Data loss and latency events in FNET/GridEye

It is observed from Fig. 9a and b that the data loss events randomly occur and are often accompanied by high communication delays. Also, the data loss events display diverse scenarios but 95% of them only involve one to three continuous package losses. This implies that the large amounts of package losses are small probability events. In addition, it is found from Fig. 9a and c that the communication delay may vary dramatically in short terms (e.g., one minute) and its probability distribution changes with time periods (i.e. hourly, daily, and weekly). The real-time communication delay presents strong dynamic characteristics.

5 Conclusions

Currently, the data quality issues (i.e. data accuracy, availability, and latency) have not been clearly specified in the existing standards, and the robustness of various synchrophasor applications to data quality issues has not been thoroughly identified. This work investigates the data quality issue for synchrophasor applications. Part I presents a review and statistics, and attempts to provide an overall picture of the data quality issue.

Specifically, this paper reviews synchrophasor applications’ classifications and data requirements, and points out that it is necessary to formalize a set of consistent and quantifiable data quality requirements for synchrophasor applications. These requirements and technical rules can help existing and new users understand various applications’ capability and suitability in their particular scenarios, and further promote the development of synchrophasor systems and enhance the performance of power grids.

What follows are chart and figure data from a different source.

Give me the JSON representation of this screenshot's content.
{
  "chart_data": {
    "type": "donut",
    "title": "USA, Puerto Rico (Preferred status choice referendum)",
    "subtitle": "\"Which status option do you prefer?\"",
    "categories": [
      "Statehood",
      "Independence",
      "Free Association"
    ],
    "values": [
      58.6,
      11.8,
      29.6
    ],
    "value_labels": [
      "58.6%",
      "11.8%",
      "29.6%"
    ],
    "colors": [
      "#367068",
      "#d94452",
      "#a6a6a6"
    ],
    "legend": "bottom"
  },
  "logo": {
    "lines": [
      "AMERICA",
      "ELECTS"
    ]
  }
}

Further, this paper takes advantages of OpenPDC and FNET/GridEye, and shows real-world data quality issues including synchronization signal accuracy, synchrophasor data loss, and latency. The related statistical results and analysis suggest although the data quality issues are random and variable, the majority of GPS loss events recover within a short period of time and about 95% of data loss events involve only one to three continuous package losses. These points will be further discussed, and the potential reasons and solutions will be presented in part II.